Experimentation seems to be the order of the day and Alice encourages, through examples, the fostering of a theme of exploration, of taking a personal journey through the realm of raw materials.
All traditional textile processes, whether dyeing, sewing, weaving, and others, can be supplemented or even replaced by materials both ordinary, and indeed extraordinary, that can be found in the natural environment, from fibre for weaving and sewing that can be harvested from the natural world, from grasses, leaves, and plants, to fishing line washed up on a shoreline, all can be used as material, for use in the process and composition of work. All that is ever really needed is imagination, and of course that is an endless and always renewable resource for the artist.
To scavenge and forage is part of the human condition, it was a large part of our lives for much of our human history. Hunters and gatherers combed the environment for the useful as well as the intriguing, and the ornamental, and although we may seem to be far removed from our early ancestors, we are not as far removed as we sometimes believe ourselves to be.
There is much to be foraged and collected both in the natural and urban environments that can be used as a stimulus for artwork, as well as being integral to the working process. So for example, Alice encourages the collection of leaves, nuts, seeds, lichens, and feathers from woodland, shells, seaweed, plastic twine, and pebbles from the seashore, as well as bottle tops, screws, rubber bands, squashed cans, train tickets and more from the urban environment.
Alice is keen for us to not dismiss what could be used as potential, merely because we have never before considered it.
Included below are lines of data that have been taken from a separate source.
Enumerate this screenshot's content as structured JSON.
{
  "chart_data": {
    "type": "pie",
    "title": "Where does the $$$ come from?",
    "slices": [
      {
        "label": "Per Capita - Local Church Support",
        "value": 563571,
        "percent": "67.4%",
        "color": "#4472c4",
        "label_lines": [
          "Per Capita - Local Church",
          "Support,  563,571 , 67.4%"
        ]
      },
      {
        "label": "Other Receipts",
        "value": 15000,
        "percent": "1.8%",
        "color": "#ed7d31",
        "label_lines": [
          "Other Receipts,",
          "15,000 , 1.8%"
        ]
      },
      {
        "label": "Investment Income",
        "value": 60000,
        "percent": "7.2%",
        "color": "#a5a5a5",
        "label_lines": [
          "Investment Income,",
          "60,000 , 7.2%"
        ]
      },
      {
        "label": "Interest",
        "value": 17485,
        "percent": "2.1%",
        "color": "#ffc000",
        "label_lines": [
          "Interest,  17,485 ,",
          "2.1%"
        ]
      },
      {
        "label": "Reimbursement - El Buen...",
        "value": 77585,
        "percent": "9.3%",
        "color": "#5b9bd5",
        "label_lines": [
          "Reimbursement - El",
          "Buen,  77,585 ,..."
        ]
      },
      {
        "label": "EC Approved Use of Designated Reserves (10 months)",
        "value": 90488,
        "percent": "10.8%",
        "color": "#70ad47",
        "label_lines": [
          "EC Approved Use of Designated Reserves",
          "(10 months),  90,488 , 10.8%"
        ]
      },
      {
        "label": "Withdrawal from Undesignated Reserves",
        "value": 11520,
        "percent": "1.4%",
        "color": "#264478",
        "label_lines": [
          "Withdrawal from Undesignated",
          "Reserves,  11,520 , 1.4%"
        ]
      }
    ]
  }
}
To use your imagination, to think about how you could perhaps incorporate the environment around you within your work, is to express that environment, to see its potential, and to celebrate its life.
Of course, Alice does make it clear that gathering within the natural environment in particular, has to be done with caution and with understanding. To be in harmony with the environment, to use the gifts of nature, does not mean denuding that same environment. Some plants now have legal protection against random harvesting, and when you are free to collect and harvest, Alice encourages you to show moderation, with nuts and berries for example, you are often sharing a crop with the wildlife who depend on what you are harvesting to sustain them, either immediately, or through the long winter.
It is all a matter of empathy and understanding. If you are going to use the environment around you then it is a good idea to try and make sense of that environment, to see it as a complicated interaction between countless species, of which you are one. By all means gather raw materials for your work, but remember that you are only one of the creatures in the complexity, so show compassion to your fellow spirits, be generous, and the environment will be generous back.
Natural Processes in Textile Art includes examples of the work of a number of leading artists who are well known within the field of eco textile processes, whether that be through dyeing, construction, printing, stitching.
Although this book is aimed at textile artists, and those wanting to pursue or expand their repertoire within the textile field, it is also an invaluable resource for anyone wanting to include and incorporate an element of textiles within their own work, so would be ideal for those working in some of the connected disciplines such as mixed media, basketry, jewellery, ceramics, and as far afield as 3D sculpture and fine art painting.
A great book to own, and a great resource in which to look for other means of approaching the world of making.